2. É proibida a reunião de mais de dois prisioneiros.
3. 3. Não furte.
4. Os guardas devem ser obedecidos de maneira incondicional.
5. Qualquer pessoa que veja um fugitivo ou indivíduo suspeito deve denunciá-lo prontamente.
6. Os prisioneiros devem se vigiar uns aos outros e denunciar imediatamente qualquer comportamento suspeito.
7. Os prisioneiros devem mais do que cumprir a tarefa que lhes é designada cada dia.
8. Fora do local de trabalho, não deve haver nenhuma convivência entre os sexos por razões pessoais.

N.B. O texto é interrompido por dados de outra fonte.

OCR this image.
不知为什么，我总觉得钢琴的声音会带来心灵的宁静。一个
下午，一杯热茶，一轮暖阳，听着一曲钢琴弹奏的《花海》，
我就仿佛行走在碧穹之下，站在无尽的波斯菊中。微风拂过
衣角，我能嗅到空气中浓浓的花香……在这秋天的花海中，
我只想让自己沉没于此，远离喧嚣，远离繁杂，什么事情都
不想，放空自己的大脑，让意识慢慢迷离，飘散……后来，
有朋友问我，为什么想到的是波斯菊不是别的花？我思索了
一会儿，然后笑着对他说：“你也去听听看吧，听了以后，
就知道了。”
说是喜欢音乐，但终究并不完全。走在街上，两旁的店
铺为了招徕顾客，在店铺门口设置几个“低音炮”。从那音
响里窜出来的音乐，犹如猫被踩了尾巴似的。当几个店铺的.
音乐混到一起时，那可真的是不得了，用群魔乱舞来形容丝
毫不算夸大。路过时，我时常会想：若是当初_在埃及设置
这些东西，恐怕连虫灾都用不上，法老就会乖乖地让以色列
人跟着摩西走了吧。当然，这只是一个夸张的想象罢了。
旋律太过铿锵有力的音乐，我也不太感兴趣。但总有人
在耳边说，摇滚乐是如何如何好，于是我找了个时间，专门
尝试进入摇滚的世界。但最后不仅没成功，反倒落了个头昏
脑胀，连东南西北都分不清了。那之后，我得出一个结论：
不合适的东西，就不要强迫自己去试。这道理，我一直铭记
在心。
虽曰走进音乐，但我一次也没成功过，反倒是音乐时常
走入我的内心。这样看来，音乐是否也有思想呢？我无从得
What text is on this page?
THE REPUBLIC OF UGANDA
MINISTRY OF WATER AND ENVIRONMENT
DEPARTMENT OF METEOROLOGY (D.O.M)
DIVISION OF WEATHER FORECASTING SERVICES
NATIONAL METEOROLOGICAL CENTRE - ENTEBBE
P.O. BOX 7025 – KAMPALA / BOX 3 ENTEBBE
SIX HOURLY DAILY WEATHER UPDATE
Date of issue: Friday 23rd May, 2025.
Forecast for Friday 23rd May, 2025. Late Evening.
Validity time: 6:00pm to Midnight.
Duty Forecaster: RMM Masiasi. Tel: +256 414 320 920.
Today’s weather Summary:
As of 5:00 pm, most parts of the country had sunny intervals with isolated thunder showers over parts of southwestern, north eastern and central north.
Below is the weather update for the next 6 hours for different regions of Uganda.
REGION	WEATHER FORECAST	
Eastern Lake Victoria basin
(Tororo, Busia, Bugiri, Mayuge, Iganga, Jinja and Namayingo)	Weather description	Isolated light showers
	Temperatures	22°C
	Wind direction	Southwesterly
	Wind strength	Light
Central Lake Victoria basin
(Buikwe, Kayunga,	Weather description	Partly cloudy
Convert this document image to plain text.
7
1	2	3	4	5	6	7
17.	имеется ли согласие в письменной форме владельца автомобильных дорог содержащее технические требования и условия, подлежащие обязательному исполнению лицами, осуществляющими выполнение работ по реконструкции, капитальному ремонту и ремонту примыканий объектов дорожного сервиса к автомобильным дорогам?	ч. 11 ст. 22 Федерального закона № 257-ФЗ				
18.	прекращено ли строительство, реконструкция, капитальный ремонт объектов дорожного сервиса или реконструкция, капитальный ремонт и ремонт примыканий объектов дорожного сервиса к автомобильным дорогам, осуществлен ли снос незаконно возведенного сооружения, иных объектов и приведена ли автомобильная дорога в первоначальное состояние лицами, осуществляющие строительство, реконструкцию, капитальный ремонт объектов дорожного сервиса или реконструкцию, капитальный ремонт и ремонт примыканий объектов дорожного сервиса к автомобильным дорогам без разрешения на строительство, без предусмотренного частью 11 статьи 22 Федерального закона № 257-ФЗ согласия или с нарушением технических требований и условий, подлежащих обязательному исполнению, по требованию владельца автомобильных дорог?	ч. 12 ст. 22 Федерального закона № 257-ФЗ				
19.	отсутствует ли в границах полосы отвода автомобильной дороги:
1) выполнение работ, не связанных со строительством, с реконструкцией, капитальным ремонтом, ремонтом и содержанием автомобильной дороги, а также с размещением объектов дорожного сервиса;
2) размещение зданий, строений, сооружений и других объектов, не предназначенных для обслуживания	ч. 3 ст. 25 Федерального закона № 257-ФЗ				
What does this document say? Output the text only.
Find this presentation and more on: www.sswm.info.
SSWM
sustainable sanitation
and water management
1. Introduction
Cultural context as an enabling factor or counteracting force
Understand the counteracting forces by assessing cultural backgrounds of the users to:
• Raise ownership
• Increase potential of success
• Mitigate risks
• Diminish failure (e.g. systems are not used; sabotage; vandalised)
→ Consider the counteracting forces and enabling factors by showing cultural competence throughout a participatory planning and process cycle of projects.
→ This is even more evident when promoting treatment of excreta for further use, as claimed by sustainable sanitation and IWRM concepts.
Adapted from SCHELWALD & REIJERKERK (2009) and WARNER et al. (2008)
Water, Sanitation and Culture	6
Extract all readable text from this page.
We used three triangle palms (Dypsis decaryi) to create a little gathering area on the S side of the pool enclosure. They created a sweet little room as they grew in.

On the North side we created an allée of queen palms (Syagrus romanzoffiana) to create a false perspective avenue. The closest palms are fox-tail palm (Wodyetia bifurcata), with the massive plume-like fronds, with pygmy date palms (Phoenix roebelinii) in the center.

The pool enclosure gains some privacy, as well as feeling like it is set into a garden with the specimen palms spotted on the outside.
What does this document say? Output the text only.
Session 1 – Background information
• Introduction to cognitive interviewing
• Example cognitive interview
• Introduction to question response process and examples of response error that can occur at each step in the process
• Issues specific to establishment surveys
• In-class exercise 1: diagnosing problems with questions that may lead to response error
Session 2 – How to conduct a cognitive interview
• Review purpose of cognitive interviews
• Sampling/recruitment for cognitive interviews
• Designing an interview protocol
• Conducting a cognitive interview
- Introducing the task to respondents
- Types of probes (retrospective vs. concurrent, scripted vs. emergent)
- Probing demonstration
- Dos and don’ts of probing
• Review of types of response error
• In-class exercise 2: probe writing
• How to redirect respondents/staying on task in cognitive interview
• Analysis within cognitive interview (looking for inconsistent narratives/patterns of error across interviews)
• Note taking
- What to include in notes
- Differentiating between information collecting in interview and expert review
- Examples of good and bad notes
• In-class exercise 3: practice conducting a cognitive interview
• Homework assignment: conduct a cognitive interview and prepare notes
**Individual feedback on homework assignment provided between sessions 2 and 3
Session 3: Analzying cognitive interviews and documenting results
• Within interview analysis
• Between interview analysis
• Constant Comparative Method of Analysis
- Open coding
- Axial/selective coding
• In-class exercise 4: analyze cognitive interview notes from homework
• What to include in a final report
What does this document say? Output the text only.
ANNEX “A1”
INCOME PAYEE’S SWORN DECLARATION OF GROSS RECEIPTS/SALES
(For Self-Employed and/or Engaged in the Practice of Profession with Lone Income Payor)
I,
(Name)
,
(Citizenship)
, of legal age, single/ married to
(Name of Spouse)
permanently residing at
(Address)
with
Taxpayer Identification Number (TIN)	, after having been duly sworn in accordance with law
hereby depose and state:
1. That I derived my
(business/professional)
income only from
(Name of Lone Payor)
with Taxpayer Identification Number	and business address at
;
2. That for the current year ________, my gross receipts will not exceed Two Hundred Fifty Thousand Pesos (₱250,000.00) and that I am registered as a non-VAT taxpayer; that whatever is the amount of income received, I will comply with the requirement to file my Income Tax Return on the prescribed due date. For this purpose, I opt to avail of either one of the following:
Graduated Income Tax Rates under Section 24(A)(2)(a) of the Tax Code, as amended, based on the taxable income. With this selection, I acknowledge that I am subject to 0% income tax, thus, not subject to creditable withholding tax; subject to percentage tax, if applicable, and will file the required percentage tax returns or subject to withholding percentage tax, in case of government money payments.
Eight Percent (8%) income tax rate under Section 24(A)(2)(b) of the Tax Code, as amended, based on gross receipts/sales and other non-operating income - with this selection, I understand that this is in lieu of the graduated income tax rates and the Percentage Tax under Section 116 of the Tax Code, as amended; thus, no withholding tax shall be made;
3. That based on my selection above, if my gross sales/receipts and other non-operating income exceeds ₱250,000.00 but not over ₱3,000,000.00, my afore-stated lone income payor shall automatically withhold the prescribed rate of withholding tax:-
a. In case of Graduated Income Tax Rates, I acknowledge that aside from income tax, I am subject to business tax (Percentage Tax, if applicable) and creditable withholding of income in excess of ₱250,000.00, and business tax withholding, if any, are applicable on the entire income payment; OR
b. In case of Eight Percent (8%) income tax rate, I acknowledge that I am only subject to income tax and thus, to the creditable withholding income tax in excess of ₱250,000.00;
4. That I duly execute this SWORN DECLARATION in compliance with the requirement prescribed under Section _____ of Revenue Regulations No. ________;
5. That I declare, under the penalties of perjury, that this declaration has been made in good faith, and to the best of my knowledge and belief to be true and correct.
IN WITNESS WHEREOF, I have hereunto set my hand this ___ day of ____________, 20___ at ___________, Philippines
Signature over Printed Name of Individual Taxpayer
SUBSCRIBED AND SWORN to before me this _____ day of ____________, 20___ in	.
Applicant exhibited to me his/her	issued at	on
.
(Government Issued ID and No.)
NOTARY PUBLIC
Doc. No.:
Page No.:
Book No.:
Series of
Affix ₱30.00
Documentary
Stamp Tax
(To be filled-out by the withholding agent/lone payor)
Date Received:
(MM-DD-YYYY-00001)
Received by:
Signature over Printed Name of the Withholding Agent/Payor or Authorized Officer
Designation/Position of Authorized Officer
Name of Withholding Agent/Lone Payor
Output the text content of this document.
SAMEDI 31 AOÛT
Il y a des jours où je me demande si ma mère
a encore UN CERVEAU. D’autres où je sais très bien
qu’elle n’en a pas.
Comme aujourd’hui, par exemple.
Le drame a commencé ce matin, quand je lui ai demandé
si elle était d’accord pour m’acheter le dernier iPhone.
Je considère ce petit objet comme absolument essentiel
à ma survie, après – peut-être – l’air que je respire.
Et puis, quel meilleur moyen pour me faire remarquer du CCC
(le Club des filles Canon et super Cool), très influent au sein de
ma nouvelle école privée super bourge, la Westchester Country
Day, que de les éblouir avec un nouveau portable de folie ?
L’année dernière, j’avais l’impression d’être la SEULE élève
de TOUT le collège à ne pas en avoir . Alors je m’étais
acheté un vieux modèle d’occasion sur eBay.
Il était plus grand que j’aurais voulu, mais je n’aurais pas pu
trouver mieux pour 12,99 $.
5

9.Os prisioneiros devem se arrepender sinceramente de seus erros.
10. Prisioneiros que violam as leis e regulamentos do campo serão fuzilados imediatamente.
Após a soltura
“Estou evoluindo, deixando de ser um animal”, diz ele. “Às vezes tento rir e chorar como as outras pessoas, só para ver se sinto alguma coisa.”